至于北境,那里就算了,这次先不去。燕地东至辽东,往那边逛实在太远,朝臣听说了怕是要撞柱子。
况且如今还未与匈奴大规模开战,现在就往北境去有些早了。可以等打退匈奴之后再去,还能顺便和匈奴谈一谈划分草场的事情。
燕人在燕侯等领头人的以身作则之下,其实已经安分很多了,没必要急着现在就去威慑。
扶苏只好点头同意。
他看着父亲在舆图上很快画好了行进路线,忽然发现有些眼熟。这不就是上一世父亲第二次巡游时的路线图吗?
第二次巡游和最后一次巡游的路线重合度还是很高的,就是从楚地出来之后再去百越的会稽郡绕一圈,然后入齐地。

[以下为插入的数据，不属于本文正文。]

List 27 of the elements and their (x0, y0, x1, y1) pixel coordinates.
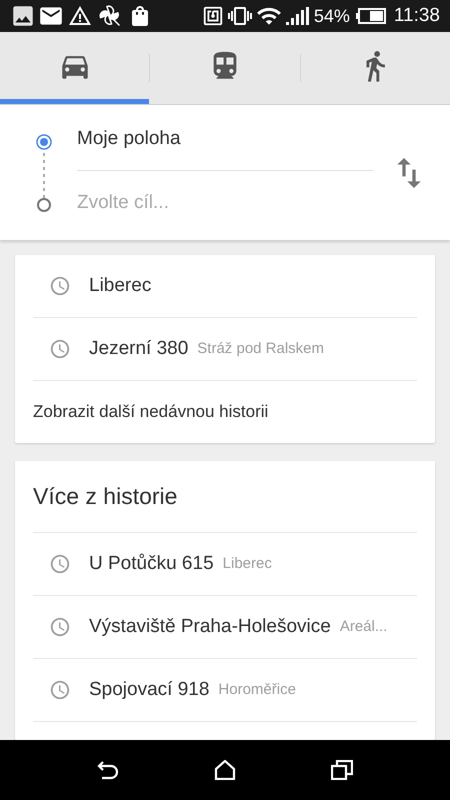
back-icon[interactable] (97, 760, 120, 780)
place-name[interactable]: Jezerní 380 (89, 334, 188, 364)
clock-icon (49, 338, 71, 360)
clock-icon (49, 553, 71, 575)
more-history-link[interactable]: Zobrazit další nedávnou historii (33, 399, 268, 425)
warning-icon (68, 4, 92, 28)
clock-icon (49, 679, 71, 701)
place-name[interactable]: Výstaviště Praha-Holešovice (89, 612, 331, 642)
place-locality: Areál... (340, 616, 388, 637)
clock-time: 11:38 (394, 4, 440, 28)
section-title: Více z historie (33, 482, 178, 512)
pinwheel-icon (98, 4, 122, 28)
nfc-icon (202, 5, 224, 27)
place-locality: Liberec (222, 554, 272, 574)
battery-percent: 54% (314, 4, 350, 28)
home-icon[interactable] (214, 760, 236, 780)
place-name[interactable]: U Potůčku 615 (89, 550, 214, 578)
battery-icon (356, 8, 386, 24)
place-locality: Horoměřice (218, 680, 296, 700)
vibration-icon (228, 4, 252, 28)
place-name[interactable]: Liberec (89, 272, 152, 300)
place-locality: Stráž pod Ralskem (197, 338, 324, 359)
place-name[interactable]: Spojovací 918 (89, 676, 210, 704)
clock-icon (49, 616, 71, 638)
recent-apps-icon[interactable] (330, 760, 353, 780)
signal-icon (286, 7, 310, 25)
clock-icon (49, 275, 71, 297)
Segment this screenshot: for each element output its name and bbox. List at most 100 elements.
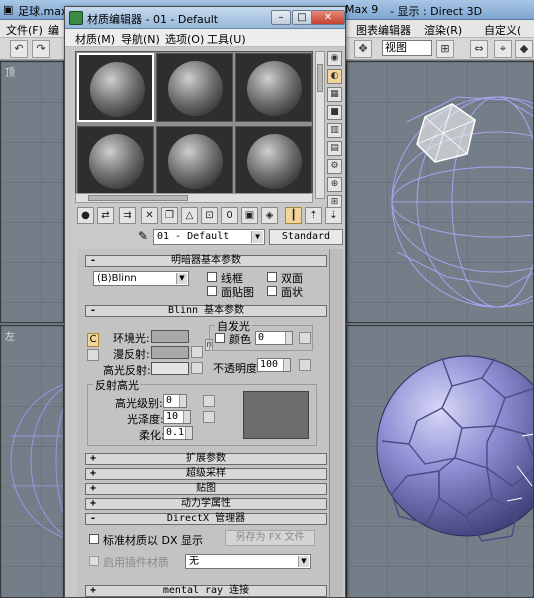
rollout-mental-ray-connection[interactable]: + mental ray 连接: [85, 585, 327, 597]
make-unique-icon[interactable]: △: [181, 207, 198, 224]
snap-icon[interactable]: ⌖: [494, 40, 512, 58]
pivot-icon[interactable]: ⊞: [436, 40, 454, 58]
viewport-perspective[interactable]: [346, 325, 534, 598]
dx-display-checkbox[interactable]: [89, 534, 99, 544]
get-material-icon[interactable]: ●: [77, 207, 94, 224]
options-icon[interactable]: ⚙: [327, 159, 342, 174]
viewport-left[interactable]: 左: [0, 325, 64, 598]
self-illum-spinner[interactable]: 0: [255, 331, 293, 345]
undo-icon[interactable]: ↶: [10, 40, 28, 58]
lock-icon[interactable]: [87, 349, 99, 361]
plugin-material-select[interactable]: 无 ▼: [185, 554, 311, 569]
put-material-icon[interactable]: ⇄: [97, 207, 114, 224]
specular-level-map-button[interactable]: [203, 395, 215, 407]
opacity-map-button[interactable]: [299, 359, 311, 371]
show-map-in-viewport-icon[interactable]: ▣: [241, 207, 258, 224]
sample-uv-tiling-icon[interactable]: ■: [327, 105, 342, 120]
soften-spinner[interactable]: 0.1: [163, 426, 193, 440]
sample-slot-1[interactable]: [77, 53, 154, 122]
go-to-parent-icon[interactable]: ┃: [285, 207, 302, 224]
reference-coordinate-select[interactable]: 视图: [382, 40, 432, 56]
save-as-fx-button[interactable]: 另存为 FX 文件: [225, 530, 315, 546]
sample-type-icon[interactable]: ◉: [327, 51, 342, 66]
sample-slot-2[interactable]: [156, 53, 233, 122]
mirror-icon[interactable]: ⇔: [470, 40, 488, 58]
two-sided-checkbox[interactable]: [267, 272, 277, 282]
lock-color-button[interactable]: C: [87, 333, 99, 347]
slots-horizontal-scrollbar[interactable]: [75, 193, 313, 203]
rollout-blinn-basic-parameters[interactable]: - Blinn 基本参数: [85, 305, 327, 317]
rollout-shader-basic-parameters[interactable]: - 明暗器基本参数: [85, 255, 327, 267]
spinner-arrows[interactable]: [185, 427, 192, 439]
specular-map-button[interactable]: [191, 362, 203, 374]
reset-map-icon[interactable]: ✕: [141, 207, 158, 224]
maximize-button[interactable]: □: [292, 10, 312, 25]
rollout-directx-manager[interactable]: - DirectX 管理器: [85, 513, 327, 525]
show-end-result-icon[interactable]: ◈: [261, 207, 278, 224]
parameters-scrollbar[interactable]: [329, 249, 343, 597]
ambient-color-swatch[interactable]: [151, 330, 189, 343]
specular-level-spinner[interactable]: 0: [163, 394, 187, 408]
spinner-arrows[interactable]: [285, 332, 292, 344]
select-by-material-icon[interactable]: ⊕: [327, 177, 342, 192]
menu-navigation[interactable]: 导航(N): [121, 31, 160, 47]
enable-plugin-checkbox[interactable]: [89, 556, 99, 566]
backlight-icon[interactable]: ◐: [327, 69, 342, 84]
glossiness-map-button[interactable]: [203, 411, 215, 423]
sample-slot-5[interactable]: [156, 126, 233, 195]
scroll-thumb[interactable]: [317, 64, 323, 92]
menu-material[interactable]: 材质(M): [75, 31, 115, 47]
app-menu-graph-editors[interactable]: 图表编辑器: [356, 22, 411, 38]
material-effects-channel-icon[interactable]: 0: [221, 207, 238, 224]
faceted-checkbox[interactable]: [267, 286, 277, 296]
move-icon[interactable]: ✥: [354, 40, 372, 58]
diffuse-color-swatch[interactable]: [151, 346, 189, 359]
put-to-library-icon[interactable]: ⊡: [201, 207, 218, 224]
sample-slot-6[interactable]: [235, 126, 312, 195]
app-menu-rendering[interactable]: 渲染(R): [424, 22, 462, 38]
diffuse-map-button[interactable]: [191, 346, 203, 358]
redo-icon[interactable]: ↷: [32, 40, 50, 58]
copy-material-icon[interactable]: ❐: [161, 207, 178, 224]
rollout-maps[interactable]: + 贴图: [85, 483, 327, 495]
close-button[interactable]: ✕: [311, 10, 345, 25]
self-illum-color-checkbox[interactable]: [215, 333, 225, 343]
sample-slot-3[interactable]: [235, 53, 312, 122]
spinner-arrows[interactable]: [283, 359, 290, 371]
chevron-down-icon[interactable]: ▼: [298, 556, 309, 567]
eyedropper-icon[interactable]: ✎: [135, 229, 151, 245]
background-checker-icon[interactable]: ▦: [327, 87, 342, 102]
rollout-dynamics-properties[interactable]: + 动力学属性: [85, 498, 327, 510]
shader-type-select[interactable]: (B)Blinn ▼: [93, 271, 189, 286]
material-type-button[interactable]: Standard: [269, 229, 343, 245]
chevron-down-icon[interactable]: ▼: [251, 231, 263, 243]
video-color-check-icon[interactable]: ▥: [327, 123, 342, 138]
glossiness-spinner[interactable]: 10: [163, 410, 191, 424]
spinner-arrows[interactable]: [179, 395, 186, 407]
face-map-checkbox[interactable]: [207, 286, 217, 296]
minimize-button[interactable]: –: [271, 10, 291, 25]
menu-utilities[interactable]: 工具(U): [207, 31, 246, 47]
material-editor-title-bar[interactable]: 材质编辑器 - 01 - Default – □ ✕: [65, 7, 345, 29]
make-preview-icon[interactable]: ▤: [327, 141, 342, 156]
go-forward-to-sibling-icon[interactable]: ⇡: [305, 207, 322, 224]
slots-vertical-scrollbar[interactable]: [315, 51, 325, 199]
sample-slot-4[interactable]: [77, 126, 154, 195]
viewport-front[interactable]: [346, 61, 534, 323]
viewport-top-left[interactable]: 顶: [0, 61, 64, 323]
chevron-down-icon[interactable]: ▼: [176, 273, 187, 284]
named-selection-icon[interactable]: ◆: [515, 40, 533, 58]
rollout-supersampling[interactable]: + 超级采样: [85, 468, 327, 480]
opacity-spinner[interactable]: 100: [257, 358, 291, 372]
pick-from-object-icon[interactable]: ⇣: [325, 207, 342, 224]
app-menu-file[interactable]: 文件(F): [6, 22, 43, 38]
material-name-field[interactable]: 01 - Default ▼: [153, 229, 265, 245]
specular-color-swatch[interactable]: [151, 362, 189, 375]
wire-checkbox[interactable]: [207, 272, 217, 282]
app-menu-customize[interactable]: 自定义(: [484, 22, 521, 38]
rollout-extended-parameters[interactable]: + 扩展参数: [85, 453, 327, 465]
scroll-thumb[interactable]: [88, 195, 188, 201]
assign-material-icon[interactable]: ⇉: [119, 207, 136, 224]
spinner-arrows[interactable]: [183, 411, 190, 423]
menu-options[interactable]: 选项(O): [165, 31, 204, 47]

之后不走中原,改往北境走,去雁门、云中等地。
第五次巡游原本预计的是要去辽东一代逛逛,没成想路过赵地就驾崩了。
扶苏反复确认父亲这次画的路线图里不经过沙丘,这才松了口气。
秦王政见爱子神态有异,担忧地问道:
“怎么了?”
扶苏摇了摇头,不想说这件事。他趴在父亲肩膀上指了指舆图,说这条路以前走过一回。
不过当时其实是从咸阳先顺大河而下,直奔齐地的。从齐地出来,这才绕路去了楚地。
这次他们反向出发,从楚地往齐地走。
秦王政便问:
“先去齐地吗?为何?”
听太子说那是第二次巡游的事情了,第一次是往陇西走,去威慑西戎的。但这一世西戎因为通商的关系轻易不会得罪秦国,没有必要特意走这一趟。
秦王政便揣度,第一次震慑西戎还算合理。但第二次却先震慑齐地,回程时再去楚地,显得有些本末倒置了。
去齐地一定有别的缘故。
扶苏原还想悄悄准备,届时再给父亲一个惊喜。可转念一想这么大的动作怕是瞒不了人,倒不如现在就直接说了,叫父亲提前高兴一下。
于是扶苏点了点舆图上泰山的位置:
“那次先去泰山封禅了。”
秦王政微微一愣,眼睛顿时就亮了。
泰山封禅啊,确实是个好主意。
扶苏见父亲高兴,情绪也松快起来:
“我们这回先去楚地解决百越的事情,倘若百越顺利,天下便算是成功一统了。到时正好路过齐地,可以进行封禅,父亲以为如何?”
秦王政龙颜大悦:
“善!”
如今各地的驰道还在修建,没有彻底完工,所以这次的巡游肯定不会特别舒服。走陆路马车颠簸,能走水路的地方就尽量换船只了。
虽说坐船也会出现晕船一类的情况,两相比较下来,肯定坐船舒适度更高。
后半段顺着黄河回程的大船有现成的,不用浪费人力物力新造。沿河的秦赵魏齐等国都造过大船,有些还很簇新,重新刷漆装扮一番就能用了。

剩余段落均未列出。